Monthly Archives: December 2015

Some christmas leds

By   December 1, 2015

Working on a sort of secret-santa gift for members of my truck club, I decided to do something with the WS2812B RGB LED’s. There’s a metric buttload of blog articles about these so I thought I would try to add something.

From what I can see, people are spending a lot of time dealing with timing. Nodemcu can do it but not if WIFI is enabled; or at least reliably anyway.. Since I’d had some success with the hardware SPI on the ESP8266 talking to a thermocouple amplifier, I thought I would try to get the SPI hardware to do my bitbanging for me. Turns out it’s actually quite trivial and ‘just worked’. Thanks to Joost Damad for the pattern which saved me the effort of figuring it out myself. Isn’t the internet amazing? Whenever you get a bright idea, turns out someone’s already done it.

First initialize the hardware SPI interface per David Ogilvy’s blog:

bool
ICACHE_FLASH_ATTR
ws2812b_init(void)
{
        if (initialized || sysCfg.board_id != BOARD_ID_PHROB_WS2812B)
                return true;
        spi_init_gpio(SPI_DEV, SPI_CLK_USE_DIV);
        spi_clock(SPI_DEV, SPI_CLK_PREDIV, SPI_CLK_CNTDIV);
        spi_tx_byte_order(SPI_DEV, SPI_BYTE_ORDER_HIGH_TO_LOW);
        spi_rx_byte_order(SPI_DEV, SPI_BYTE_ORDER_HIGH_TO_LOW);
        SET_PERI_REG_MASK(SPI_USER(SPI_DEV), SPI_CS_SETUP|SPI_CS_HOLD);
        CLEAR_PERI_REG_MASK(SPI_USER(SPI_DEV), SPI_FLASH_MODE);
        initialized = 1;
        pcfg.stringlen = 16;
        pcfg.ms_delay = 500;
        os_timer_setfn(&PatternTimer, PatternTimerHandler, NULL);
        return true;
}

Then simply load the bit in question into the SPI data register:

ws2812b_send_zero(void)
{

        int xtemp;
        xtemp = spi_transaction(1, 8, 0x80, 0, 0, 0, 0, 0, 0);
}

ws2812b_send_one(void)
{
        int xtemp;
        xtemp = spi_transaction(1, 8, 0xe0, 0, 0, 0, 0, 0, 0);
}

and that’s it.
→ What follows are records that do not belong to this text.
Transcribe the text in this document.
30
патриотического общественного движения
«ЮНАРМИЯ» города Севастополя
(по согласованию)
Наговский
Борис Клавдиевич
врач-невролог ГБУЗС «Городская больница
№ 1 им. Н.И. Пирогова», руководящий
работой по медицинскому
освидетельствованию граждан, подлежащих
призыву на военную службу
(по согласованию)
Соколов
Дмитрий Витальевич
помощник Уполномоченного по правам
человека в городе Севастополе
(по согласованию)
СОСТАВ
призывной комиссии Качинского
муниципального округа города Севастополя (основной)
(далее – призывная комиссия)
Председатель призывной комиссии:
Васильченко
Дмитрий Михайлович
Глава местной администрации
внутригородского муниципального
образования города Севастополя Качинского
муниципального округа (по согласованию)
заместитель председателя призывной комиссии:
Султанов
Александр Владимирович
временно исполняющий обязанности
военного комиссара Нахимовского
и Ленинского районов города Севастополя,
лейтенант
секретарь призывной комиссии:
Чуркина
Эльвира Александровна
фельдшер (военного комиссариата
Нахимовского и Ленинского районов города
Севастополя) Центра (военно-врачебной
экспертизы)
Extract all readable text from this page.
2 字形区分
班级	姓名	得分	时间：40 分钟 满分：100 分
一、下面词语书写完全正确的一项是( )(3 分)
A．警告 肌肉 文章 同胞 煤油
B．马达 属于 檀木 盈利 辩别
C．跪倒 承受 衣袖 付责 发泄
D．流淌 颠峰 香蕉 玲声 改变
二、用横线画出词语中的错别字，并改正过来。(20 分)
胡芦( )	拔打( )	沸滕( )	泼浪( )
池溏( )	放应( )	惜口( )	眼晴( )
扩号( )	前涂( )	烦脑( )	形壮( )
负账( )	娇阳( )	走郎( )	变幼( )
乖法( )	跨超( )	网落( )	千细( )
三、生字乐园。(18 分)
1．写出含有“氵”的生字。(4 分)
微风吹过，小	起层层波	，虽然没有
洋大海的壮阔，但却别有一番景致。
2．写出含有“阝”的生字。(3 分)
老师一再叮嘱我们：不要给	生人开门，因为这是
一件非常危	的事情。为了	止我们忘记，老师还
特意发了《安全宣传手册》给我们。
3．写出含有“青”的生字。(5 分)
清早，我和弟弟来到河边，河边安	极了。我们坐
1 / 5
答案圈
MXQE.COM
To send an RGB sequence for a single LED:

static inline void
ws2812b_send_color(uint8_t c)
{
        uint8_t bit=0x80;
        while(bit) {
                if (c&bit)
                        ws2812b_send_one();
                else
                        ws2812b_send_zero();
                bit>>=1;
        }
}

void
ws2812b_send_rgb(uint8_t r, uint8_t g, uint8_t b)
{
        ws2812b_send_color(g);
        ws2812b_send_color(r);
        ws2812b_send_color(b);
}

I haven’t really put any effort into optimizing this. I suppose it might be possible to pre-generate a pattern and blow the whole thing out the SPI but I wasn’t in the mood. What I’ve got works fairly well.